EADS was to operate like a normal business. Or almost. Although an improvement on what had gone before, it remained the child of political compromise between France and Germany.
There were to be two chairmen, one from each country, two chief executives, and equality between the German shareholder, DaimlerChrysler, which had a 30% stake, and its French counterparts, Lagardere and the Government, with 15% each.
It was a delicate balance and yet it worked at first. With Boeing in difficulty and airlines keen to promote competition between manufacturers, Airbus’s global market share rose from 15% in 1999 to more than 50% last year.
Noel Forgeard – a bright, rigorous, impatient man with the looks of a sixth-form prefect – should take much of the credit
for this. But in 2004 he upset the applecart. First, he used his connections with Chirac – for whom he used to work – to
replace EADS’s French chief executive, Philippe Camus.
Then he waged a campaign to prevent DaimlerChrysler appointing a second chief executive, seeking total control of EADS’s operational management for himself. He lost that battle, and now has to cohabit with the German Tom Enders.
The upshot has been to turn the group into a hornets nest. The French and Germans are at loggerheads, and the former are divided between Forgeard’s camp and that of Camus.

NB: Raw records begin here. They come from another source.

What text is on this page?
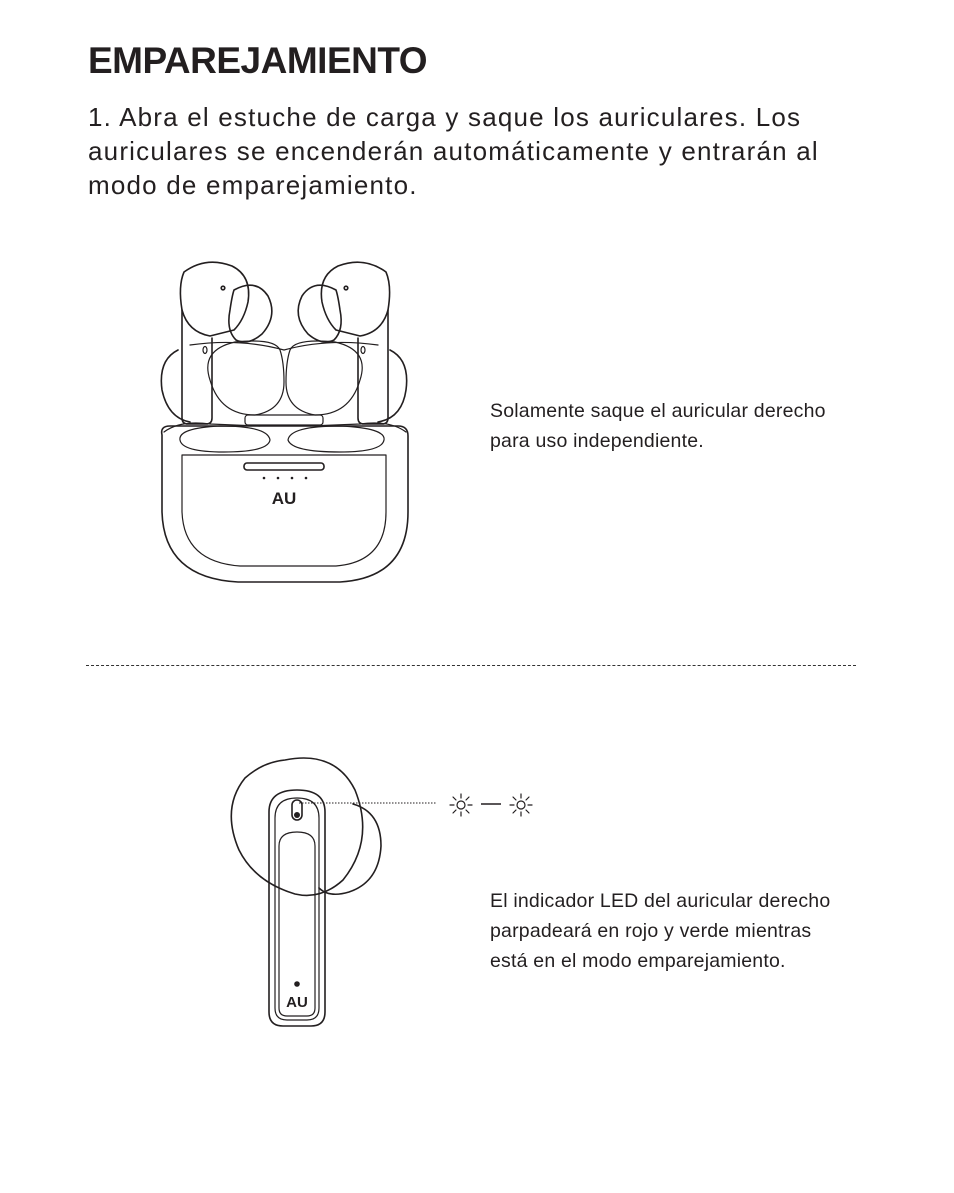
EMPAREJAMIENTO

1. Abra el estuche de carga y saque los auriculares. Los auriculares se encenderán automáticamente y entrarán al modo de emparejamiento.

AU

Solamente saque el auricular derecho para uso independiente.

AU

El indicador LED del auricular derecho parpadeará en rojo y verde mientras está en el modo emparejamiento.
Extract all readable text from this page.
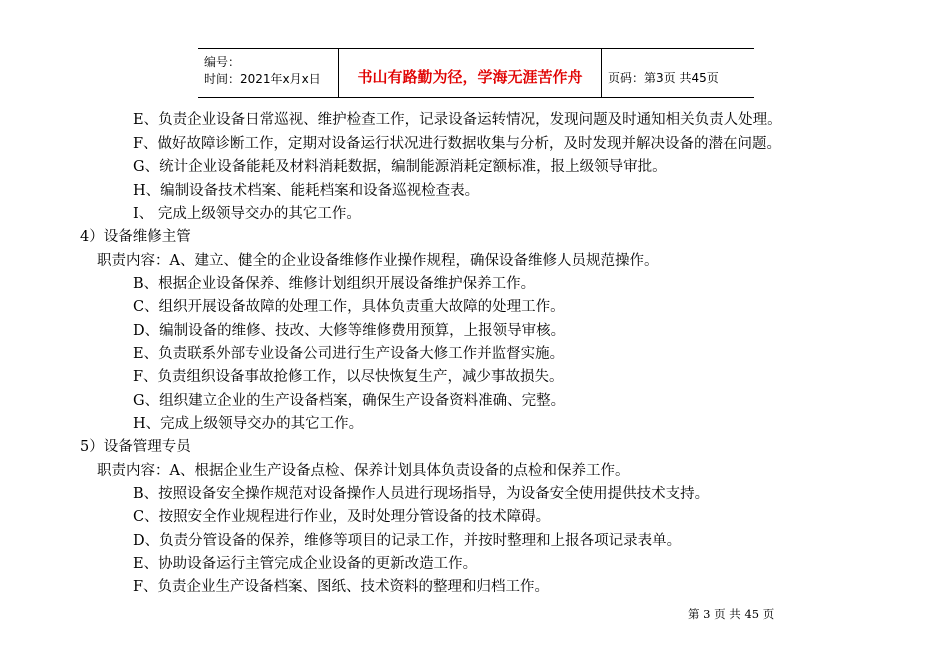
编号：
时间：2021年x月x日	书山有路勤为径，学海无涯苦作舟	页码：第3页 共45页
E、负责企业设备日常巡视、维护检查工作，记录设备运转情况，发现问题及时通知相关负责人处理。
F、做好故障诊断工作，定期对设备运行状况进行数据收集与分析，及时发现并解决设备的潜在问题。
G、统计企业设备能耗及材料消耗数据，编制能源消耗定额标准，报上级领导审批。
H、编制设备技术档案、能耗档案和设备巡视检查表。
I、 完成上级领导交办的其它工作。
4）设备维修主管
职责内容：A、建立、健全的企业设备维修作业操作规程，确保设备维修人员规范操作。
B、根据企业设备保养、维修计划组织开展设备维护保养工作。
C、组织开展设备故障的处理工作，具体负责重大故障的处理工作。
D、编制设备的维修、技改、大修等维修费用预算，上报领导审核。
E、负责联系外部专业设备公司进行生产设备大修工作并监督实施。
F、负责组织设备事故抢修工作，以尽快恢复生产，减少事故损失。
G、组织建立企业的生产设备档案，确保生产设备资料准确、完整。
H、完成上级领导交办的其它工作。
5）设备管理专员
职责内容：A、根据企业生产设备点检、保养计划具体负责设备的点检和保养工作。
B、按照设备安全操作规范对设备操作人员进行现场指导，为设备安全使用提供技术支持。
C、按照安全作业规程进行作业，及时处理分管设备的技术障碍。
D、负责分管设备的保养，维修等项目的记录工作，并按时整理和上报各项记录表单。
E、协助设备运行主管完成企业设备的更新改造工作。
F、负责企业生产设备档案、图纸、技术资料的整理和归档工作。
第 3 页 共 45 页
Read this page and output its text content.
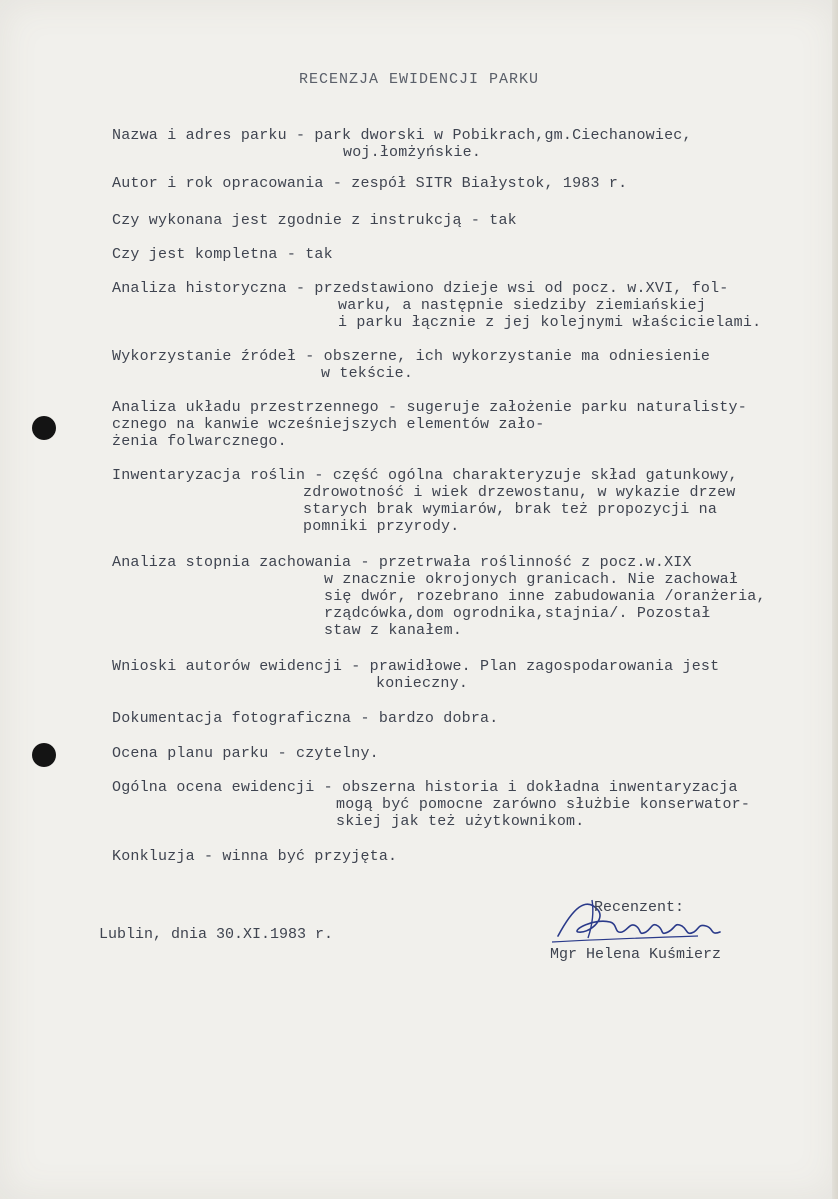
RECENZJA EWIDENCJI PARKU
Nazwa i adres parku - park dworski w Pobikrach,gm.Ciechanowiec,
woj.łomżyńskie.
Autor i rok opracowania - zespół SITR Białystok, 1983 r.
Czy wykonana jest zgodnie z instrukcją - tak
Czy jest kompletna - tak
Analiza historyczna - przedstawiono dzieje wsi od pocz. w.XVI, fol-
warku, a następnie siedziby ziemiańskiej
i parku łącznie z jej kolejnymi właścicielami.
Wykorzystanie źródeł - obszerne, ich wykorzystanie ma odniesienie
w tekście.
Analiza układu przestrzennego - sugeruje założenie parku naturalisty-
cznego na kanwie wcześniejszych elementów zało-
żenia folwarcznego.
Inwentaryzacja roślin - część ogólna charakteryzuje skład gatunkowy,
zdrowotność i wiek drzewostanu, w wykazie drzew
starych brak wymiarów, brak też propozycji na
pomniki przyrody.
Analiza stopnia zachowania - przetrwała roślinność z pocz.w.XIX
w znacznie okrojonych granicach. Nie zachował
się dwór, rozebrano inne zabudowania /oranżeria,
rządcówka,dom ogrodnika,stajnia/. Pozostał
staw z kanałem.
Wnioski autorów ewidencji - prawidłowe. Plan zagospodarowania jest
konieczny.
Dokumentacja fotograficzna - bardzo dobra.
Ocena planu parku - czytelny.
Ogólna ocena ewidencji - obszerna historia i dokładna inwentaryzacja
mogą być pomocne zarówno służbie konserwator-
skiej jak też użytkownikom.
Konkluzja - winna być przyjęta.
Recenzent:
Lublin, dnia 30.XI.1983 r.
Mgr Helena Kuśmierz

In a climate of suspicion and animosity, internal communication has broken down. With a legal battle with Boeing over subsidies looming, the hurriedly launched A350 facing such criticism that it will need a redesign at double the initial budget and BAE selling its 20% stake in Airbus, EADS must act swiftly if it is to regain investors’ confidence.
The dismissal of Noel Forgeard was urged by commentators but it would be only a first step.
The group needs to go further, streamlining its management structure, eliminating barriers and turning its back on politicians who see it as a diplomatic tool. But the omens are not good. The French Government’s first response to the crisis was to seek more power within EADS, not less – opening up a new front in the Franco-German struggle that has wiped the smile off Forgeard’s face.